Earlier, a senior Taliban figure was quoted as saying the group was considering an extension of the cease-fire “if these developments, like the announcement of prisoner release, continue."

The prisoner exchange is part of a February 29 U.S.-Taliban agreement that did not include the Afghan government. Under the deal, Washington agreed to pull its troops out of the country in exchange for security guarantees.
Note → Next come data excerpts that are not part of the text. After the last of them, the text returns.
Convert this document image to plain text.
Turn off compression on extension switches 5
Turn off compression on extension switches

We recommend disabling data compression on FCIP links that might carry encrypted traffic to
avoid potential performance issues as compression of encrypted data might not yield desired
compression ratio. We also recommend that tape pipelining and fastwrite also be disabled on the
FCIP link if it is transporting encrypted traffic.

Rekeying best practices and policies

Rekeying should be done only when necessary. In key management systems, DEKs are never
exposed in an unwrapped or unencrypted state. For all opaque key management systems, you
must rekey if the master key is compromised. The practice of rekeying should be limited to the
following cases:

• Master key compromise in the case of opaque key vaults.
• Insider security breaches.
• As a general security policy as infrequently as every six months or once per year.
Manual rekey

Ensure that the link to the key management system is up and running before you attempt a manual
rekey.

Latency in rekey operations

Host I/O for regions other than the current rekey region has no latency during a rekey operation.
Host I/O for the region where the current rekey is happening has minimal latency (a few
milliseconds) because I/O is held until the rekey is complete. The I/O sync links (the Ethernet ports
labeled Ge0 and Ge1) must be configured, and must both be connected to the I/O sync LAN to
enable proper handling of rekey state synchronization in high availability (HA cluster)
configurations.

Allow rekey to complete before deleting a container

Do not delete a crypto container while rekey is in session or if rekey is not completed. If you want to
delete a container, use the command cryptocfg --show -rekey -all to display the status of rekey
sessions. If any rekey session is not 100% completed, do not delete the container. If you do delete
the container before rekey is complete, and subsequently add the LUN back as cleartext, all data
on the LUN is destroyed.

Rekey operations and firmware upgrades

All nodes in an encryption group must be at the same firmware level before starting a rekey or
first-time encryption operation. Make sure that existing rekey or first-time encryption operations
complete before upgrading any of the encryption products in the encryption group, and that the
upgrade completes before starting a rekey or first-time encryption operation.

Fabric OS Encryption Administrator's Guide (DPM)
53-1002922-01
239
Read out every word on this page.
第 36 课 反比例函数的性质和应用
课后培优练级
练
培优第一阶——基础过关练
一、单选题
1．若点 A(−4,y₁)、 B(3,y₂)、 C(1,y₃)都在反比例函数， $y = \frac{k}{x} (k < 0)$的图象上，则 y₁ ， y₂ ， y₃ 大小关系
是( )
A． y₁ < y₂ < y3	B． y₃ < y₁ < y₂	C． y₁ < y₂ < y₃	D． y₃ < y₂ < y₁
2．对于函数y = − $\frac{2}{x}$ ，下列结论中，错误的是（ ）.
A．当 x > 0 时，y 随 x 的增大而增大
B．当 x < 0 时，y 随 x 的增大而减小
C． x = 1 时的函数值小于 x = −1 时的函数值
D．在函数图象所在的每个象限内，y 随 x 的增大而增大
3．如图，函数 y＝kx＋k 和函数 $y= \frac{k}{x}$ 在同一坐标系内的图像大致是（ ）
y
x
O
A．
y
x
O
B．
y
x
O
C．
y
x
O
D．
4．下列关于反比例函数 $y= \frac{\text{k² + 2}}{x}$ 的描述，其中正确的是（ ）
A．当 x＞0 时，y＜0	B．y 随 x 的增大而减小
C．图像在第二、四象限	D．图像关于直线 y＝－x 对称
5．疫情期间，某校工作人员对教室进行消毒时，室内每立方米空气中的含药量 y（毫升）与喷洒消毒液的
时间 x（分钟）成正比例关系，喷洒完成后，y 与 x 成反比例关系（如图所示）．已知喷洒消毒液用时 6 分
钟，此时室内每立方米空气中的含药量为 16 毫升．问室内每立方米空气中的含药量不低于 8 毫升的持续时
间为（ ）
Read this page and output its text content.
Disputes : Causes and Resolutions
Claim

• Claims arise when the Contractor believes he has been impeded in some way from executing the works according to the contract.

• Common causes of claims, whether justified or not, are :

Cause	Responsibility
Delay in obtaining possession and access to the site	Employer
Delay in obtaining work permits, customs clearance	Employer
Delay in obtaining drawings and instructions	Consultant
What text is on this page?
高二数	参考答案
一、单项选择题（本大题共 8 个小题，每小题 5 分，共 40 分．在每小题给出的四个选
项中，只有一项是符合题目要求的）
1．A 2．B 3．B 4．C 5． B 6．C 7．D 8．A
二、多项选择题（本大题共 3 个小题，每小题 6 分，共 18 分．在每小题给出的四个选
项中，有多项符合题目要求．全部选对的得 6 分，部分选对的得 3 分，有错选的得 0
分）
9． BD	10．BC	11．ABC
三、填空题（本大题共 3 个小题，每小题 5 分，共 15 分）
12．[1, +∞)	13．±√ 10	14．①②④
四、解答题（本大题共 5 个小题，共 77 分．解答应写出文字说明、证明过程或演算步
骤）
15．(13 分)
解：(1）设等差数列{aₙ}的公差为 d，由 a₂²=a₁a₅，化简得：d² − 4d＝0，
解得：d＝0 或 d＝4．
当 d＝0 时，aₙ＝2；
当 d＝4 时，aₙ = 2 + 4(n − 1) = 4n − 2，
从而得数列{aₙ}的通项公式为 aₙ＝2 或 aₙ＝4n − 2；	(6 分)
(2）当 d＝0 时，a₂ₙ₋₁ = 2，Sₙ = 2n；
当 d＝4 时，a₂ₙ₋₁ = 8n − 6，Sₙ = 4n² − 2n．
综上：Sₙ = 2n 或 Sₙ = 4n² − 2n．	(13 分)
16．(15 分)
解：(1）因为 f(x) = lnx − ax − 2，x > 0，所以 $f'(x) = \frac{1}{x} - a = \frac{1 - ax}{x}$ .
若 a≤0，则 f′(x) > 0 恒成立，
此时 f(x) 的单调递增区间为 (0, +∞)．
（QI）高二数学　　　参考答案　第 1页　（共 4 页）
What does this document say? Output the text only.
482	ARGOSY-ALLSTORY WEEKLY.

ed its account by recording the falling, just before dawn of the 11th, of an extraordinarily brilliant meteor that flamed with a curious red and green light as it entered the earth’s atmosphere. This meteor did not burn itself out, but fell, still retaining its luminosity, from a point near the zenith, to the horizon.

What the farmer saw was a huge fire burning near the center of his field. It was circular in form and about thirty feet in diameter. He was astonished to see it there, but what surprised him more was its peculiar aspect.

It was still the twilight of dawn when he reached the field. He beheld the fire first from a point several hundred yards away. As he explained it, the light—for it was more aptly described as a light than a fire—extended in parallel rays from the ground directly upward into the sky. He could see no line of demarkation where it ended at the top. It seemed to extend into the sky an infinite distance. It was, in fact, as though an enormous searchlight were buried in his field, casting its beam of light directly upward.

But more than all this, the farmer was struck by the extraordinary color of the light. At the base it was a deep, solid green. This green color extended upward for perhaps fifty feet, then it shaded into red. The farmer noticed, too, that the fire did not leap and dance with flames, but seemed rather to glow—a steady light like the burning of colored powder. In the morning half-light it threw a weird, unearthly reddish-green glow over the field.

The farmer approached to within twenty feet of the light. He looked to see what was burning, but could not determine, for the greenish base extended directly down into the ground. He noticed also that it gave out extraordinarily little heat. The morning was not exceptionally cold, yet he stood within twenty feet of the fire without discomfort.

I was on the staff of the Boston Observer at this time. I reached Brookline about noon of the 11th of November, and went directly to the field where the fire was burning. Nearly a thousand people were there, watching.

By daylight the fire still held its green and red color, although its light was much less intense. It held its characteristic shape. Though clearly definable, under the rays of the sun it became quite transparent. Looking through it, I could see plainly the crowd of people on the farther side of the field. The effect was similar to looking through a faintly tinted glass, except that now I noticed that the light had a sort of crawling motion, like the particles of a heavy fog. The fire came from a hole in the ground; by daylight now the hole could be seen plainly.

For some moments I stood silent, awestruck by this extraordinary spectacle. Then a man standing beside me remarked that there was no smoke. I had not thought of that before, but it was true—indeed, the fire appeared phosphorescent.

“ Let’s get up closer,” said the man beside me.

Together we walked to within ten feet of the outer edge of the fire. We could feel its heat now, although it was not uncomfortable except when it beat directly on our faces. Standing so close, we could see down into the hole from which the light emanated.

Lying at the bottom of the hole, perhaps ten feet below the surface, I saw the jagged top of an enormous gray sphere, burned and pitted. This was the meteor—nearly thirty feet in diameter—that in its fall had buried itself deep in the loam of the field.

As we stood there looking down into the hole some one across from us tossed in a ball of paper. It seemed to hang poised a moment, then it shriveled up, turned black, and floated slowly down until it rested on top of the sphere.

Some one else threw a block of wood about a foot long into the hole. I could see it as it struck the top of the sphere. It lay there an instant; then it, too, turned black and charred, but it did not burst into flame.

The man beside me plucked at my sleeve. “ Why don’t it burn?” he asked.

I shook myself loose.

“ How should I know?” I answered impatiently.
On May 26, U.S. President Donald Trump said he had not set a target date for a troop withdrawal from Afghanistan, amid speculation he may make ending the United States' longest war a campaign issue ahead of November's presidential election.

"We're there 19 years and, yeah, I think that's enough.... We can always go back if we want to," Trump told a White House news conference. "I have no target. But as soon as reasonable.”

U.S. troops are in Afghanistan to conduct counterinsurgency operations. A few thousand U.S. troops cooperate with 16,500-strong NATO-led force to train, advise, and assist Afghan forces.

A key point of the February deal between the Taliban and the United States involved a U.S. commitment to reduce its military presence in Afghanistan from about 13,000 to 8,600 by mid-July in a first stage, before a complete withdrawal by May next year.

But U.S. and NATO officials speaking on condition of anonymity have said U.S. troop strength in Afghanistan is down to nearly 8,600, well ahead of schedule, in part because of concerns about the spread of the coronavirus.

Trump said there were "7,000-some-odd" U.S. soldiers in Afghanistan, but officials clarified that number was slightly over 8,600 troops.

Washington also pays about $4 billion a year to maintain the Afghan security force.